As the Penguins round the quarter pole of the 2013-14 season, I thought it might be an appropriate time to review the Top Five Pluses (and Minuses) so far.
Marc-Andre Fleury: “Flower” has bounced back from last season’s postseason meltdown to perform brilliantly in goal. Although he still gives up a juicy rebound or two, Fleury’s improved his fundamentals and positioning while still flashing those extraordinary reflexes. It’s a good thing, too, because backup Tomas Vokoun remains on the IR recovering from a blood clot, and coach Dan Bylsma seems reluctant to play unproven Jeff Zatkoff. Through 21 games, Fleury gets my vote as the team’s MVP.
Chris Kunitz: Next to Fleury, no player’s had a more positive impact than Kunitz. One of the few Penguins forwards to consistently crash the net, the feisty little winger has earned his keep by banging home nine goals, mostly on rebounds and deflections. Solid defensively as well, “Kuny” leads the team with a plus-11 rating. Wish the Pens had more guys with his heart and drive.

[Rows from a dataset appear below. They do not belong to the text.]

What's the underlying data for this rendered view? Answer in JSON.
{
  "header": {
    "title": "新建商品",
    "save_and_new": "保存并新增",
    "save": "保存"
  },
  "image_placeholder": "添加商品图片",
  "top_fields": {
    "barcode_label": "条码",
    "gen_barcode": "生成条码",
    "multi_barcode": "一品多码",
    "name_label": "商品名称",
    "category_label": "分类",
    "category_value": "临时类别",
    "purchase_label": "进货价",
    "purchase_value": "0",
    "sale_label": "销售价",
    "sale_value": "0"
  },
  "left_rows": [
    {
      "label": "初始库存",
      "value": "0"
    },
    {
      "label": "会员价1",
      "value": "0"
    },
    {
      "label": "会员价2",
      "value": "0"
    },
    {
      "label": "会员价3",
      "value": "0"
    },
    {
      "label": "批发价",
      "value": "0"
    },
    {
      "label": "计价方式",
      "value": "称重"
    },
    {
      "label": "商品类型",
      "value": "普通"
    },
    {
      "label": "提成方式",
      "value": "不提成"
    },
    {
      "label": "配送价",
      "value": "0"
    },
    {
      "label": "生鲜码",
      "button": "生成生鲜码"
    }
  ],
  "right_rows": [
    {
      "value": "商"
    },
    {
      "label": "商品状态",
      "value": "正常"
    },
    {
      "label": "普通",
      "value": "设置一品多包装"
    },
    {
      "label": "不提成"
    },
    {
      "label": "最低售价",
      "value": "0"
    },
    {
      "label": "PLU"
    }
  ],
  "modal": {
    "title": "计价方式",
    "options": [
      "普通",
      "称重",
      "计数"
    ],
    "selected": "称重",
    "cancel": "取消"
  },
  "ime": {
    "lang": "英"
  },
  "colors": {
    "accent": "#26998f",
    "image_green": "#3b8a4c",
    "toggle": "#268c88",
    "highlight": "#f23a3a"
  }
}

Sidney Crosby: Fully healed from last season’s fractured jaw and the neck/concussion problems that threatened to derail his career, Crosby has reclaimed his customary spot atop the league’s scoring race. Equally at adept working down low as he is scoring off the rush, Sid’s tallied his share of goals from the dirty areas this season.
Jussi Jokinen: Almost an afterthought when acquired at the 2013 trade deadline, Jokinen’s been a valuable and underrated performer since his arrival. The crafty native of Finland has provided critical offensive punch while helping to fill the goal-scoring vacuum created by James Neal’s early-season injury.
Team Defense: In a surprising development, the team defense has been remarkably strong through the first quarter. Thanks in part to assistant coach Jacques Martin’s newly installed left-wing lock, Fleury’s superb play, and the solid work of veteran defenders Paul Martin, Brooks Orpik and Rob Scuderi (not to mention a resurgent Matt Niskanen and super rookie Olli Maatta), the Pens presently rank eighth in the league in fewest goals allowed. An assist goes to lunch-pail forwards Craig Adams, Tanner Glass, and Joe Vitale for their diligent work in the defensive zone.
Evgeni Malkin: Since his dominating MVP performance of 2011-12, Malkin’s been mired in a strange offensive funk. To his credit, Geno’s cut down on the blind drop passes and foolish penalties that marred his play last season, while giving a more consistent effort. And his offensive malaise hasn’t hurt his playmaking (a team-high 17 assists). However, he’s tallied only a dozen goals in 52 games since January—and just three so far this season. Unthinkable for a player who lit the lamp 50 times just two years ago.
Kris Letang: There’s no defensive structure the gifted blueliner can’t disrupt—including the Pens’. In fairness to Letang, he started the season on the IR and has been scrambling to find his groove. His intended partner, Scuderi, went down with a broken ankle just as “Tanger” was set to return. Still, the speedy defender continues to reinforce his reputation as a “two-way player”—one who breathes life into his team in the offensive zone (four goals) while killing it in his own end (minus-6).
Pascal Dupuis: For the past two seasons, “Super Duper” has been hockey’s best bargain. After signing a new four-year deal over the offseason, however, he seems to be reverting to the player he used to be—a hard-working, defensively reliable winger who has trouble providing consistent offense. The Pens need more from the popular veteran.
Matt D’Agostini: It probably isn’t fair to label D’Agostini an early disappointment. After all, the free-agent winger began the season on IR and has only played in a half-dozen games. During that time, however, he’s done nothing to make Penguins fans forget Matt Cooke or even Tyler Kennedy, the third-line mainstays who departed over the offseason.
The Third Line: Speaking of the third line, while nobody figured it would be a snap to replace Cooke and Kennedy, no one thought it would morph into a black hole, either. Center Brandon Sutter’s done a decent job, but he’s had a revolving door of linemates to play (contend) with. Some, such as injured veteran Chuck Kobasew and speedy rookie Jayson Megna have performed well. Others, such as the aforementioned D’Agostini and the departed Dustin Jeffrey, haven’t fared so well.